Um dia, um colega jornalista – daqueles com faro aguçado e dedos rápidos – recebeu a “notícia” do falecimento de Samek. Fez as checagens (ou achou que fez), conferiu fontes (talvez do além) e, crente na sua apuração, publicou no blog: “Jorge Samek morreu.” Mas Samek, em um ato de absoluta má educação para com o protocolo fúnebre, estava vivo. Vivíssimo! Nada de ressuscitar – ele sequer tinha morrido.
Quando a verdade veio à tona, a cidade se dividiu entre os que lamentaram pela morte que não aconteceu e os que riram do milagre que ninguém esperava. Samek, claro, deu risada. E, cá entre nós, como culpar o jornalista? Naquela época, até abrir o obituário era uma loteria.
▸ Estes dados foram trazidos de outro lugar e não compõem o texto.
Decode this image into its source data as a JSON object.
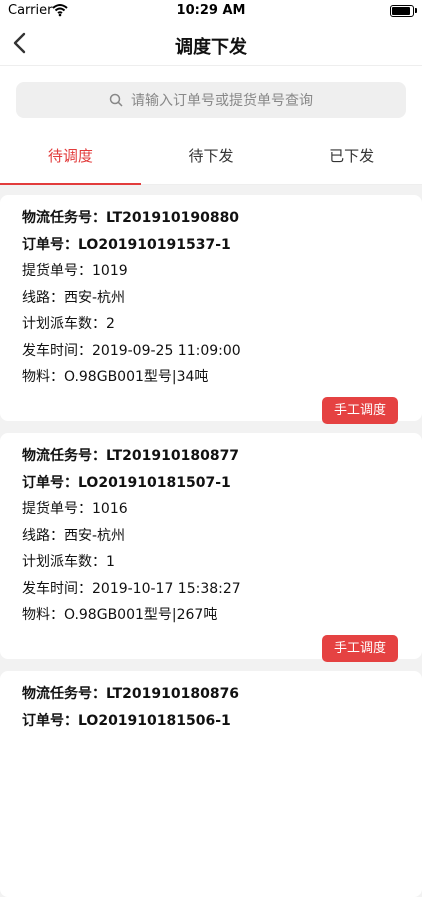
{
  "status": {
    "carrier": "Carrier",
    "time": "10:29 AM"
  },
  "nav": {
    "title": "调度下发"
  },
  "search": {
    "placeholder": "请输入订单号或提货单号查询"
  },
  "tabs": [
    {
      "label": "待调度",
      "active": true
    },
    {
      "label": "待下发",
      "active": false
    },
    {
      "label": "已下发",
      "active": false
    }
  ],
  "cards": [
    {
      "task": "物流任务号：LT201910190880",
      "order": "订单号：LO201910191537-1",
      "pickup": "提货单号：1019",
      "route": "线路：西安-杭州",
      "plan": "计划派车数：2",
      "depart": "发车时间：2019-09-25 11:09:00",
      "material": "物料：O.98GB001型号|34吨",
      "button": "手工调度"
    },
    {
      "task": "物流任务号：LT201910180877",
      "order": "订单号：LO201910181507-1",
      "pickup": "提货单号：1016",
      "route": "线路：西安-杭州",
      "plan": "计划派车数：1",
      "depart": "发车时间：2019-10-17 15:38:27",
      "material": "物料：O.98GB001型号|267吨",
      "button": "手工调度"
    },
    {
      "task": "物流任务号：LT201910180876",
      "order": "订单号：LO201910181506-1"
    }
  ]
}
O que me consola é que o morto-que-não-morreu ganhou mais tempo de vida, e o colega jornalista aprendeu uma valiosa lição: só enterre quem tiver uma certidão de óbito bem assinada.
No fim, essas histórias me lembram como o jornalismo é – ora trágico, ora cômico. No meu caso, aprendi que, às vezes, a melhor pauta está no erro. Ou no obituário, mas só quando o nome da gente não aparece lá por engano.